Background: Thyroid dysfunction is a known complication of transfusion-dependent β-thalassemia. However, information on its frequency and risk factors among Egyptian Children is still unclear.
Objective: We aimed to determine the frequency of functional thyroid abnormalities among young patients with β-thalassemia and compare the thyroid function status among patients with β-thalassemia major (TM) and β-thalassemia intermedia (TI).
Materials and methods: This was a cross-sectional study that included 52 β-thalassemia children [27 boys and 25 girls; 34 (65.4%) with TM and 18 (34.6%) with TI]. Their mean age was 16.0±1.91 (range: 12-18) years. Thyroid function and iron load status were assessed by measurement of free tetraiodothyronine, free triiodothyronine, thyroid stimulating hormone (TSH), and serum ferritin concentrations.

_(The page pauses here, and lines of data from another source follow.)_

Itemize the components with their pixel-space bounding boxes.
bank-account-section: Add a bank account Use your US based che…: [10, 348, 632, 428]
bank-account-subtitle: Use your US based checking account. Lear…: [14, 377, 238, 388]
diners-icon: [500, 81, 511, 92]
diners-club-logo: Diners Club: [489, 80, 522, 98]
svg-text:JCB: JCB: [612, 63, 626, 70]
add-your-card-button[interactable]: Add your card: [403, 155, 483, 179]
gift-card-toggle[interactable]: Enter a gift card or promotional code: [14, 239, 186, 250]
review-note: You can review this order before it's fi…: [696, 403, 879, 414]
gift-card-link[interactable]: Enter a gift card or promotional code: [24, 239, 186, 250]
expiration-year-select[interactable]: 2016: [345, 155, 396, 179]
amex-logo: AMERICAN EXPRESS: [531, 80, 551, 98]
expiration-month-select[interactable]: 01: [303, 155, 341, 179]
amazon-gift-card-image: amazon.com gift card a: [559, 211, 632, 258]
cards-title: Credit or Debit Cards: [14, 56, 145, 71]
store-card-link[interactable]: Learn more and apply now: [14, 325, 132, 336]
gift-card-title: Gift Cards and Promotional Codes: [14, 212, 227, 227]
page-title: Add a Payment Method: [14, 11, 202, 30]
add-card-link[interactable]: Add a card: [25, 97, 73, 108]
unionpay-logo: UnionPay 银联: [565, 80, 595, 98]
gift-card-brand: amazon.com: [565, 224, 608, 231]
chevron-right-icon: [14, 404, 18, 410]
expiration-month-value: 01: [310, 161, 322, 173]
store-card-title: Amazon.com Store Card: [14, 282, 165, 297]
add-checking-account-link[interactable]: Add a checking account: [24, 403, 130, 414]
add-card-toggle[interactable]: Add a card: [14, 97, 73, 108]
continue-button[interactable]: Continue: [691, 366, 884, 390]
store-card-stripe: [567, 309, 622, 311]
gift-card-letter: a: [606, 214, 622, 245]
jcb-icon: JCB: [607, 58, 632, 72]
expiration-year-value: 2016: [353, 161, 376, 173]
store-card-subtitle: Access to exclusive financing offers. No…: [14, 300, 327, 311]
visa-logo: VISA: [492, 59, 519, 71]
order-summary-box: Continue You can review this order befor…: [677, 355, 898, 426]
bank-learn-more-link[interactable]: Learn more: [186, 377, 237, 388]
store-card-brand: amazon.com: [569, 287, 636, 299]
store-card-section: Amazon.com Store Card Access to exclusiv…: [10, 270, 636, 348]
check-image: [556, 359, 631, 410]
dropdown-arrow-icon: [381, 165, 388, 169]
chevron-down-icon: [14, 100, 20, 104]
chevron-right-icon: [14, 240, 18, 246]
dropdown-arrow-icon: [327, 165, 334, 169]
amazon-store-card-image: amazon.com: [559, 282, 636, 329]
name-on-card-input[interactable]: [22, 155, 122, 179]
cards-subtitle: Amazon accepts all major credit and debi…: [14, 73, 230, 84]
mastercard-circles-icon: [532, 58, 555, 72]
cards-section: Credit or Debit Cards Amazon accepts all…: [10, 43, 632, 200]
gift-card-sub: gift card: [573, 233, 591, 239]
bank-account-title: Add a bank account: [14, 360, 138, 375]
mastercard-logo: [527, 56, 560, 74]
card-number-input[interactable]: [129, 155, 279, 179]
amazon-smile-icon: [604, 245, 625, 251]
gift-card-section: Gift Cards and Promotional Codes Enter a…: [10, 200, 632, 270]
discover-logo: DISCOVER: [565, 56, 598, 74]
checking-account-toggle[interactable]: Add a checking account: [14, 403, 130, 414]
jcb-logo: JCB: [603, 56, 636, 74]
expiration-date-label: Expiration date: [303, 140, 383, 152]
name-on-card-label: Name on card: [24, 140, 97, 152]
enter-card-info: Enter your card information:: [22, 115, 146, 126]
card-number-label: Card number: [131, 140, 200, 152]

Results: Serum TSH of the studied cases ranged from 0.28 to 25 μIU/ml with a mean of 4.5±4.8 μIU/ml. None of the studied cases had overt primary hypothyroidism and the frequency of subclinical hypothyroidism was 19.2%. No risk factors for thyroid dysfunction could be identified among our cases. The thyroid profile was comparable in TM and TI patients (P>0.05) and the frequency of subclinical hypothyroidism among TM cases was 20.6% and it was comparable to the 16.7% found among TI patients (P>0.05). No correlations were found between TSH, serum ferritin, chelation therapy, and frequency of blood transfusion.
Conclusion and recommendations: Both TM and TI patients are at risk for subclinical thyroid failure regardless of their iron overload status. Early evaluation of thyroid function in β-thalassemia children and thyroid replacement therapy for subclinical hypothyroidism should be introduced in the treatment protocols.